Photo by Jeff Yoder
Your Prep Sports
IOWA CITY – Lots of people have helped Izaya Fullard earn a chance to play for the Iowa baseball team, including George Raveling.
That’s right, the same George Raveling who coached the Iowa men’s basketball team from 1983-86.
Raveling signed and incredible cast of recruits during his three seasons in Iowa City, most notably the big three, B.J. Armstrong, Roy Marble and Ed Horton.
Raveling also signed a point guard from Arizona Western Junior College named Kenny Fullard, who never achieved stardom as a Hawkeye, but who found a new home in Iowa City after growing up in Raytown, Mo.
Izaya Fullard is Kenny Fullard’s son and a former Iowa City West High baseball star who now plays baseball for Kirkwood Community College in Cedar Rapids.
In fact, Izaya plays it so well that he only needed one season to show Iowa baseball coach Rick Heller that he is ready for Big Ten competition.
Izaya announced his commitment to the Iowa baseball team on Twitter on Friday.
He will have the privilege of playing for his home-town school and for the school that his father attended thanks to George Raveling’s scholarship offer more than 30 years ago.
Raveling’s scholarship offer changed the course of Kenny Fullard’s life and made Kenny’s son a born-and-raised Hawkeye.
“I’m super excited,” Izaya said Saturday night. “My dad played basketball at Iowa, and while I was growing up, I always wanted to be a Hawk.”
The younger Fullard was a star third baseman and prolific hitter for Iowa City West High School.
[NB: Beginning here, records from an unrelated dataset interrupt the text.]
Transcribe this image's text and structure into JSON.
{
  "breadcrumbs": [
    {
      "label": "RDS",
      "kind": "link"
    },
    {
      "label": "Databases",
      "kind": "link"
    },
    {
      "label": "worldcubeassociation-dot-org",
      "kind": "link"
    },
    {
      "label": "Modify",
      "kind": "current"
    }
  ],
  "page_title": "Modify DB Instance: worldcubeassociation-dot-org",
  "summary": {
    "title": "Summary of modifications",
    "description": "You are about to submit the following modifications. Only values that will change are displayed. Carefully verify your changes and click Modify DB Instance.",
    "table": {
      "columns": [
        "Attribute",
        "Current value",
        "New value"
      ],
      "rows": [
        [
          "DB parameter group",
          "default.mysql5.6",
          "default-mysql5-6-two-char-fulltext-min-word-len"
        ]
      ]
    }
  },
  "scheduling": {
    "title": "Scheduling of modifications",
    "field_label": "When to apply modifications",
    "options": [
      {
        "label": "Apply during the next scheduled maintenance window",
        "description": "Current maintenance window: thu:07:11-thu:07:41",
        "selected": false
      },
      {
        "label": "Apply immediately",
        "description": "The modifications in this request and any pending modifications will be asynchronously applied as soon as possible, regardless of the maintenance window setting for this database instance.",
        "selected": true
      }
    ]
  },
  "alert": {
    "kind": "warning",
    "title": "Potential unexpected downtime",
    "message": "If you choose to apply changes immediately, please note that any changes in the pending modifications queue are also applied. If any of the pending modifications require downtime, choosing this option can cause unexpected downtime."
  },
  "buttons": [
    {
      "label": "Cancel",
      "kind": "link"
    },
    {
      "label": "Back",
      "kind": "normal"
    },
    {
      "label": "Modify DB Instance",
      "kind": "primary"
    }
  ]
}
He earned all-state accolades and started on the varsity team for three season, hitting for average and for power.
Izaya also has been dominant at the plate for Kirkwood College as he leads the team with a .451 batting average and with 58 RBI as a true freshman.
Izaya will be reunited with former West High teammate and close friend Connor McCaffery, who is being redshirted this season as a true freshman outfielder and first baseman on the Iowa baseball team.
“Connor is one of my best friends and playing with him again is going to be great,” Izaya said. “I know a lot of the guys already. I played with a couple of them through Perfect game and stuff like that. So I think it’s going to be real fun.”
Izaya mostly played third base in high school, but he isn’t sure what position will fit him best at Iowa. He is willing to try about anything.
“(Coach Heller) said they’re willing to move me around and try me in different places because they want my bat in the lineup,” Izaya said. “So I’m just willing to do whatever is best for the team. If that’s (designated hitting), I’ll do that.
“But second base, first base, even outfield, I’ll do whatever it takes.”
Izaya Fullard will join an Iowa program that has risen steadily under Heller from Big Ten also-ran to conference contender.
The Hawkeye are trying to make the NCAA Tournament for the third time in five seasons under Heller and they helped their cause on Saturday by defeating No. 12 Oklahoma State 16-14 at Banks Field to improve to 27-16 overall.
Iowa also won the Big Ten Conference Tournament for the first time last season.
“I think they’re headed in the right direction to make the World Series, eventually,” Izaya Fullard said. “I really like what coach Heller has done with the program.”
Iowa has some key hitters that will have to be replaced next season, including seniors Tyler Cropley and Chris Whelan. Junior right fielder Robert Neustrom also could skip his senior season to enter the draft.
Izaya Fullard felt that he was capable of playing Division I baseball when he arrived at Kirkwood and he figured he would spend just one season in junior college.
But then the place kind of grew on him and Izaya said he would’ve been just fine spending two years at Kirkwood.
“I just felt like I should be at division one,” Izaya said. “But then I got here and just fell in love with the program at Kirkwood and all the guys and my coaches. And I was really comfortable with staying for two years.
“But then Iowa came in and it was really hard to turn down because it’s one of my dreams schools and I just felt like it would be really good for me to move and play for a Big Ten program.”